There is an ongoing debate about which is better for you, black or green tea. Both have health benefits and contain health-boosting compounds like antioxidants. However, are there differences between black and green tea that should make you reach for one over the other?
Black Versus Green Tea
Black and green tea come from the Camellia sinensis plant and contain antioxidants and nutrients. According to Dr. Andrew Weil's website, green tea is made from steamed, rolled, and dried leaves. Black tea is oxidized. No matter which type of tea you prefer, you are doing your health a favor each time you drink it.
|Antioxidant Content||Caffeine Content||Promotes Weight Loss?||Improves Heart Health?||Helps Prevent Cancer?||Improves Bone Health?|| |
Helps Prevent Cavities?
In the antioxidant arena, green tea wins over black tea hands down. A study published in The Journal of Nutrition concluded the antioxidant capacity per serving of green tea (436 mg vitamin C equivalents) was much higher than black tea (239 mg).
Green tea also has more vitamin C than black tea, although not as much as some citrus fruits.
Black tea is generally higher in caffeine than green tea. According to the Mayo Clinic, black tea contains 14 to 70 mg per eight ounce cup; green tea contains 24 to 45 mg. The Mayo Clinic cautions caffeine content varies day to day or even cup to cup due to brewing and steeping methods, tea brand, and preparation. However, the amount of caffeine in black or green tea comes in lower than coffee (95-200 mg per eight ounce cup).
Green tea is all over the airwaves for weight loss. In a study published in Obesity, participants given green tea extract high in catechins showed reduced body fat, lower systolic blood pressure, and lower LDL cholesterol. However, a research review published in The Cochrane Database of Systematic Reviews determined the green tea/weight loss link to be insignificant. They found green tea preparations appear to cause a small weight loss in obese adults; however, the weight loss was too small to be clinically important.
A study was done on the effects of Chinese tea extract containing high gallic acid (an antioxidant with antiobesity properties) on 36 pre-obese Japanese adults. The study determined black tea extract reduced waist circumference, body mass index, and visceral fat.
Weight loss related to green or black tea may get a boost from caffeine. According to research published in the European Journal of Clinical Nutrition, people who maintained weight loss "consumed significantly more cups of coffee daily than those in the general population sample."
According to the University of Maryland Medical Center, the antioxidants in green tea may prevent coronary artery disease. Both black and green tea may reduce cholesterol and triglycerides.
A study published in The American Journal of Clinical Nutrition showed green tea reduced total and LDL cholesterol, although it did not have a significant impact on HDL cholesterol. An animal study published in the Journal of Agricultural and Food Chemistry showed both green and black teas equally effective in preventing atherosclerosis. Harvard Health Publications suggests flavonoids in tea, which help reduce inflammation and prevent plaque build-up in arteries, are largely responsible for tea's heart health benefits.
According to the National Cancer Institute, antioxidant polyphenols in green and black tea may play a role in cancer prevention. The chemicals may:
- Scavenge for free radicals in the body
- Protect cells from DNA damage
- Prevent tumor cells from multiplying
- Cause tumor cell death
- Protect against UVB radiation
Green tea may also activate specific enzymes to prevent tumor development.
According to the American Academy of Periodontology, green tea may support good dental health.
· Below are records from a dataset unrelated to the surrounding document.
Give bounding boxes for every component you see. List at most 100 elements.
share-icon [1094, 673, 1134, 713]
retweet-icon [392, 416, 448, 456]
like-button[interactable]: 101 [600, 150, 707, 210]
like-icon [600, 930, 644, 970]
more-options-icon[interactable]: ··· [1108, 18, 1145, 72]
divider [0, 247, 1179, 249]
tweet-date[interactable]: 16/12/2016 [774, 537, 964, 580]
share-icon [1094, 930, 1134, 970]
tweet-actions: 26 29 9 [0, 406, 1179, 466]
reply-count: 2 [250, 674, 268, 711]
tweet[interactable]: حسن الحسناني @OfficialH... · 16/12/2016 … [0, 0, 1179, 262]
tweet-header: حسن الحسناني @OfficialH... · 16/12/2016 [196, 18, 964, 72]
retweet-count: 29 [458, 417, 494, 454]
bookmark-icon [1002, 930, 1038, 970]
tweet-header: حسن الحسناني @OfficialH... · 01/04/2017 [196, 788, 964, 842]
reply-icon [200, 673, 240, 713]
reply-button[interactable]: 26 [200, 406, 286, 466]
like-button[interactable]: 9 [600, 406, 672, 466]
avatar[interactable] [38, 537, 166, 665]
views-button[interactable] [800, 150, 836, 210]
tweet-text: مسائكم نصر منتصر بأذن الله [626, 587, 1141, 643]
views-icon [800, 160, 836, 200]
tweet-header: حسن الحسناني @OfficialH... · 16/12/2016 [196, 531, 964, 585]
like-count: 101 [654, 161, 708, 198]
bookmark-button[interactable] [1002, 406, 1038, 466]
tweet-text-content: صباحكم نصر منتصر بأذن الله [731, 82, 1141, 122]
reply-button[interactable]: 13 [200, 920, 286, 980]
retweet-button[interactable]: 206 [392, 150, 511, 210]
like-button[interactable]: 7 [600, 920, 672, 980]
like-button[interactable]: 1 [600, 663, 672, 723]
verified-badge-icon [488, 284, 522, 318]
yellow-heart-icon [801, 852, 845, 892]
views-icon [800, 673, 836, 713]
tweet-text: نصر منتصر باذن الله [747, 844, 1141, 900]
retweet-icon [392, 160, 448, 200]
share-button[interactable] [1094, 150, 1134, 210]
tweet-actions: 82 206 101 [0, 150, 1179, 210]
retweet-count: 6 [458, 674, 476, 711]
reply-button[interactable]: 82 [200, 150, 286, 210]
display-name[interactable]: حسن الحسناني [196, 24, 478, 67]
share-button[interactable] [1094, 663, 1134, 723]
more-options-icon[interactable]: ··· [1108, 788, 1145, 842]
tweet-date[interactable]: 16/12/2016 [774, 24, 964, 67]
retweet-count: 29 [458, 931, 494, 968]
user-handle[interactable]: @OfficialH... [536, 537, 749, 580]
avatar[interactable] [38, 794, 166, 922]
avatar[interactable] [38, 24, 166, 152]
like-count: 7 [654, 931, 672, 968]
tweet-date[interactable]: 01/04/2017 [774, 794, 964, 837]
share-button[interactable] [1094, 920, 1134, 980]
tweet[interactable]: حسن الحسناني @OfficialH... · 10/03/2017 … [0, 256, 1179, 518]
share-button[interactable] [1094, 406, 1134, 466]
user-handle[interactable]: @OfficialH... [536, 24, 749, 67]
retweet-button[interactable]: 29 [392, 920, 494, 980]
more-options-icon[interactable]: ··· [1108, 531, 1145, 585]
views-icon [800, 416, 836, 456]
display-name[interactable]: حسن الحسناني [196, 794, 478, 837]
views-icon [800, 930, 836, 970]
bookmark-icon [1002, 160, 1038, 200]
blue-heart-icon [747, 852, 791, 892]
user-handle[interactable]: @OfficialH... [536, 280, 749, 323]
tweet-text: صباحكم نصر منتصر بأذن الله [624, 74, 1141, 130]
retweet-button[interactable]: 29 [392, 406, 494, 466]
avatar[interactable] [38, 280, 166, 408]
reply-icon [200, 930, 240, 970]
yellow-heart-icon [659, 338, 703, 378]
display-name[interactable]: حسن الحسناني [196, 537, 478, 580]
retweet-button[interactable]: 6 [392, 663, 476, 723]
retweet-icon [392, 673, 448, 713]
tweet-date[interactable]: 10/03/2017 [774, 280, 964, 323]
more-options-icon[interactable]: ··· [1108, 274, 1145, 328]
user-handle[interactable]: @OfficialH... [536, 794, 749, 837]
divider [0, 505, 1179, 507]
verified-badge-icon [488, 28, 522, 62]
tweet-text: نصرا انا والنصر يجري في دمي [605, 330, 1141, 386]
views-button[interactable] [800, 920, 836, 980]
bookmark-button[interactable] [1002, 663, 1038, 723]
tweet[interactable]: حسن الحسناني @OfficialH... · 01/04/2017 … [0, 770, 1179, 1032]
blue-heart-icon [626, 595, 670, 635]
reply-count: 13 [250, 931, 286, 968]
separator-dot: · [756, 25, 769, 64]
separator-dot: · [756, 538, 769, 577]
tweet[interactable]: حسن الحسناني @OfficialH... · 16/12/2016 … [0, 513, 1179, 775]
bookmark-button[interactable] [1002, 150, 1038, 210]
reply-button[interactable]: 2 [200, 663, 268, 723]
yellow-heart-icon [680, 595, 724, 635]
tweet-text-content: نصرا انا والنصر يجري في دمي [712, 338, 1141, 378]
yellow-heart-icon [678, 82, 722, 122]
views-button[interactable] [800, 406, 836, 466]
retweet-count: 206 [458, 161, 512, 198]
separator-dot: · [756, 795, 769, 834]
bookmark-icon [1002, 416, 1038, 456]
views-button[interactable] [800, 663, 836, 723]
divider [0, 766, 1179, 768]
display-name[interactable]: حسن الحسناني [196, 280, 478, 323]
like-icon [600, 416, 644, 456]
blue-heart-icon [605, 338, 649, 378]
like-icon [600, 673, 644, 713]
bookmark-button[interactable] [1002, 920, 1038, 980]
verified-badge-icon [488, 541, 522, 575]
A study observed the effects of green tea on periodontal disease markers including bleeding gums, loss of gum tissue, and periodontal pocket depth. Results showed a decrease in all three for every cup of green tea consumed. A separate study found green tea may decrease the risk of tooth loss.
Researchers from the University of Illinois College of Dentistry believe drinking black tea helps prevent cavities. They found black tea reduces the growth of cavity-causing bacteria in plaque. When participants "rinsed with black tea for 30 seconds, five times at three-minute intervals, bacteria stopped growing and producing acid." Adding sugar or sweetener to tea may counteract the benefit.
Drink More Tea
The evidence is clear. Both black and green teas are good for you. Studies show green tea may have an edge, but black tea still has impressive health benefits and is gaining ground. If caffeine is an issue, green tea may be a better choice.
Overall, research to date shows the health benefits of green and black tea are comparable. Both show potential benefits in heart health, cancer prevention, weight loss, dental health, and antioxidant abilities. Drinking either type is a healthy choice. For best results, drink your "cuppa" hot, brewed from loose tea leaves and add no or minimal sweetener and milk or cream.